Remove bogus range restrictions that attempted to restrict the range
of I/O in 1.5. It looks like I got it right only for some of the
cases. Instead, allow ISA addresses as a special case. Most PCI
bridges decode this range. I need to investigate PCI bridges better
to know if this is always true or not, but for now assume that it is
since that seems to be the most common case.

# We need to allocate addresses better for the pccard stuff...

Submitted by: phk, mitsunaga-san


# 89383 15-Jan-2002 imp

Make PCI_ALLOW_UNSUPPORTED_IO_RANGE an option until the ISA address
problem is fixed at the bridge level. This is needed for some newer
laptops that have the cardbus bridge not on pci0.


# 86906 26-Nov-2001 imp

Experimental patch to try to properly clip the range of the memory
request to one that's supported by the bridge. I'm not 100% sure this
is correct, but it makes it easier for the cardbus bridge to allocate
its memory.

Similar code is needed for the I/O range. Also, I'm not sure if I
should be doing this based on memory or pmemory (but likely should do
it based on some flag that tells us to prefetch or not).

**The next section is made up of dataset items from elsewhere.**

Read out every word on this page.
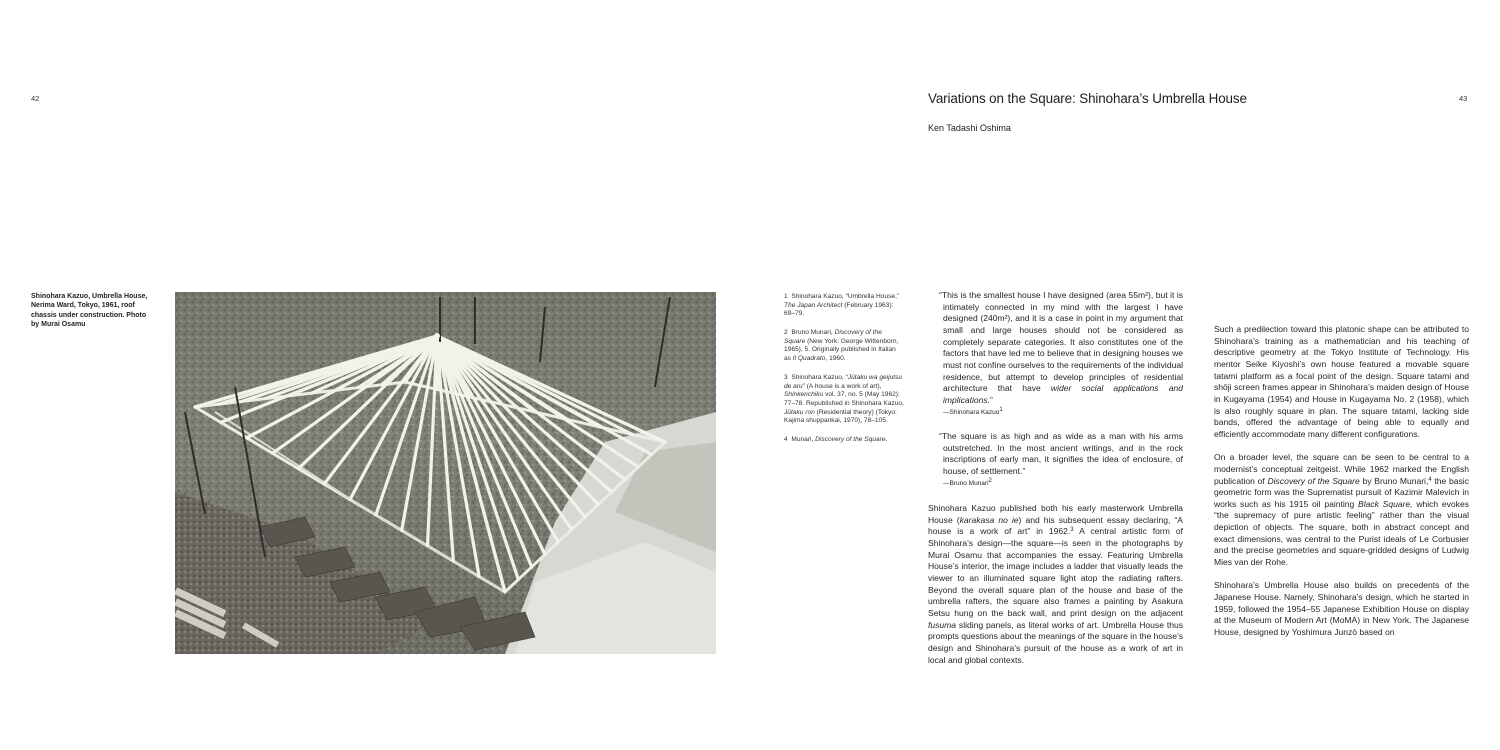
42	43
Variations on the Square: Shinohara’s Umbrella House
Ken Tadashi Oshima
Shinohara Kazuo, Umbrella House, Nerima Ward, Tokyo, 1961, roof chassis under construction. Photo by Murai Osamu

1 Shinohara Kazuo, “Umbrella House,” The Japan Architect (February 1963): 69–79.

2 Bruno Munari, Discovery of the Square (New York: George Wittenborn, 1965), 5. Originally published in Italian as Il Quadrato, 1960.

3 Shinohara Kazuo, “Jūtaku wa geijutsu de aru” (A house is a work of art), Shinkenchiku vol. 37, no. 5 (May 1962): 77–78. Republished in Shinohara Kazuo, Jūtaku ron (Residential theory) (Tokyo: Kajima shuppankai, 1970), 78–105.

4 Munari, Discovery of the Square.

“This is the smallest house I have designed (area 55m²), but it is intimately connected in my mind with the largest I have designed (240m²), and it is a case in point in my argument that small and large houses should not be considered as completely separate categories. It also constitutes one of the factors that have led me to believe that in designing houses we must not confine ourselves to the requirements of the individual residence, but attempt to develop principles of residential architecture that have wider social applications and implications.”

—Shinohara Kazuo$^1$

“The square is as high and as wide as a man with his arms outstretched. In the most ancient writings, and in the rock inscriptions of early man, it signifies the idea of enclosure, of house, of settlement.”

—Bruno Munari$^2$

Shinohara Kazuo published both his early masterwork Umbrella House (karakasa no ie) and his subsequent essay declaring, “A house is a work of art” in 1962.$^3$ A central artistic form of Shinohara’s design—the square—is seen in the photographs by Murai Osamu that accompanies the essay. Featuring Umbrella House’s interior, the image includes a ladder that visually leads the viewer to an illuminated square light atop the radiating rafters. Beyond the overall square plan of the house and base of the umbrella rafters, the square also frames a painting by Asakura Setsu hung on the back wall, and print design on the adjacent fusuma sliding panels, as literal works of art. Umbrella House thus prompts questions about the meanings of the square in the house’s design and Shinohara’s pursuit of the house as a work of art in local and global contexts.

Such a predilection toward this platonic shape can be attributed to Shinohara’s training as a mathematician and his teaching of descriptive geometry at the Tokyo Institute of Technology. His mentor Seike Kiyoshi’s own house featured a movable square tatami platform as a focal point of the design. Square tatami and shōji screen frames appear in Shinohara’s maiden design of House in Kugayama (1954) and House in Kugayama No. 2 (1958), which is also roughly square in plan. The square tatami, lacking side bands, offered the advantage of being able to equally and efficiently accommodate many different configurations.

On a broader level, the square can be seen to be central to a modernist’s conceptual zeitgeist. While 1962 marked the English publication of Discovery of the Square by Bruno Munari,$^4$ the basic geometric form was the Suprematist pursuit of Kazimir Malevich in works such as his 1915 oil painting Black Square, which evokes “the supremacy of pure artistic feeling” rather than the visual depiction of objects. The square, both in abstract concept and exact dimensions, was central to the Purist ideals of Le Corbusier and the precise geometries and square-gridded designs of Ludwig Mies van der Rohe.

Shinohara’s Umbrella House also builds on precedents of the Japanese House. Namely, Shinohara’s design, which he started in 1959, followed the 1954–55 Japanese Exhibition House on display at the Museum of Modern Art (MoMA) in New York. The Japanese House, designed by Yoshimura Junzō based on
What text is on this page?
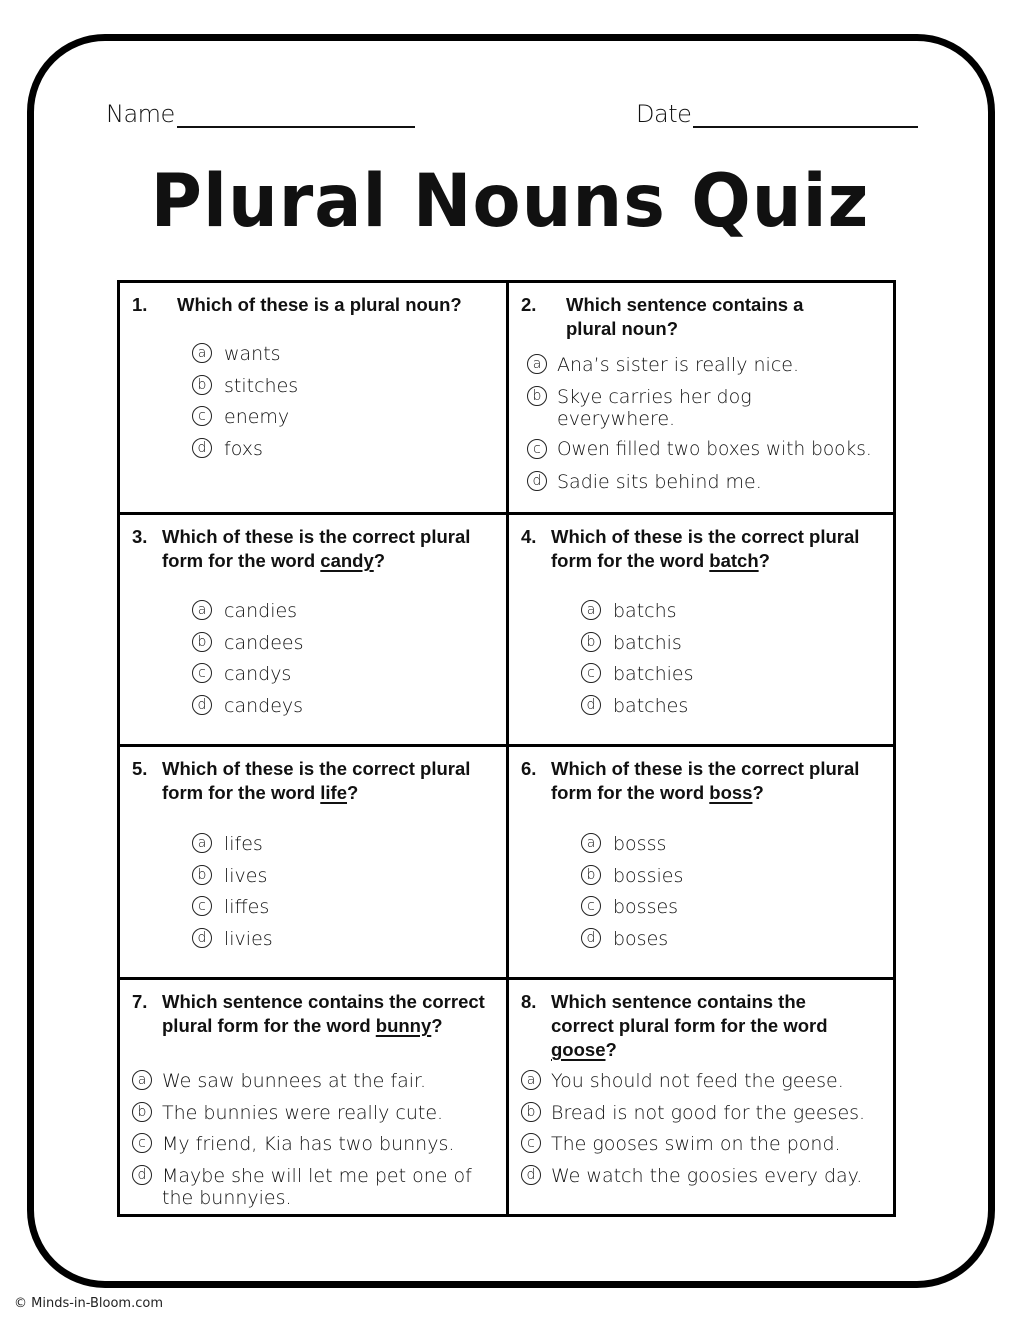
Name	Date
Plural Nouns Quiz
1.	Which of these is a plural noun?
a wants
b stitches
c enemy
d foxs
2.	Which sentence contains a plural noun?
a Ana’s sister is really nice.
b Skye carries her dog everywhere.
c Owen filled two boxes with books.
d Sadie sits behind me.
3. Which of these is the correct plural form for the word candy?
a candies
b candees
c candys
d candeys
4. Which of these is the correct plural form for the word batch?
a batchs
b batchis
c batchies
d batches
5. Which of these is the correct plural form for the word life?
a lifes
b lives
c liffes
d livies
6. Which of these is the correct plural form for the word boss?
a bosss
b bossies
c bosses
d boses
7. Which sentence contains the correct plural form for the word bunny?
a We saw bunnees at the fair.
b The bunnies were really cute.
c My friend, Kia has two bunnys.
d Maybe she will let me pet one of the bunnyies.
8. Which sentence contains the correct plural form for the word goose?
a You should not feed the geese.
b Bread is not good for the geeses.
c The gooses swim on the pond.
d We watch the goosies every day.
© Minds-in-Bloom.com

Talked about a long time ago with: msmith


# 83951 25-Sep-2001 brooks

Add a standard hack in the spirit of PCI_ENABLE_IO_MODES to allow systems
with weird PCI-PCI bridge configurations to work. Defining
PCI_ALLOW_UNSUPPORTED_IO_RANGE causes the sanity checks to pass even
with out of range values.

Reviewed by: msmith


# 69953 12-Dec-2000 msmith

Next round of PCI subsystem updates:

- Break out the /dev/pci driver into a separate file.
- Kill the COMPAT_OLDPCI support.
- Make the EISA bridge attach a bit more like the old code; explicitly
check for the existence of eisa0/isa0 and only attach if they don't
already exist. Only make one bus_generic_attach() pass over the
bridge, once both busses are attached. Note that the stupid Intel
bridge's class is entirely unpredictable.
- Add prototypes and re-layout the core PCI modules in line with
current coding standards (not a major whitespace change, just moving
the module data to the top of the file).
- Remove redundant type-2 bridge support from the core PCI code; the
PCI-CardBus code does this itself internally. Remove the now
entirely redundant header-class-specific support, as well as the
secondary and subordinate bus number fields. These are bridge
attributes now.
- Add support for PCI Extended Capabilities.
- Add support for PCI Power Management. The interface currently
allows a driver to query and set the power state of a device.
- Add helper functions to allow drivers to enable/disable busmastering
and the decoding of I/O and memory ranges.
- Use PCI_SLOTMAX and PCI_FUNCMAX rather than magic numbers in some
places.
- Make the PCI-PCI bridge code a little more paranoid about valid
I/O and memory decodes.
- Add some more PCI register definitions for the command and status
registers. Correct another bogus definition for type-1 bridges.


# 69908 12-Dec-2000 msmith

- We have access to our own device_t here, so use pci_read_config
rather than finding our parent pcib and using its PCI_READ_CONFIG
method.

- Fix the defines for the 32-bit I/O decode registers, and properly
process the 16-bit versions. Now we will correctly check that I/O
resources behind the bridge are going to be decoded.

- Bring the quirk for the Orion PCI:PCI bridge in here (since it
seems to want to set the secondary/supplementary bus numbers).

- Use PCI_SLOTMAX rather than a magic number.


# 69783 08-Dec-2000 msmith

Next phase in the PCI subsystem cleanup.

- Move PCI core code to dev/pci.
- Split bridge code out into separate modules.
- Remove the descriptive strings from the bridge drivers. If you
want to know what a device is, use pciconf. Add support for
broadly identifying devices based on class/subclass, and for
parsing a preloaded device identification database so that if
you want to waste the memory, you can identify *anything* we know
about.
- Remove machine-dependant code from the core PCI code. APIC interrupt
mapping is performed by shadowing the intline register in machine-
dependant code.
- Bring interrupt routing support to the Alpha
(although many platforms don't yet support routing or mapping
interrupts entirely correctly). This resulted in spamming
<sys/bus.h> into more places than it really should have gone.
- Put sys/dev on the kernel/modules include path. This avoids
having to change *all* the pci*.h includes.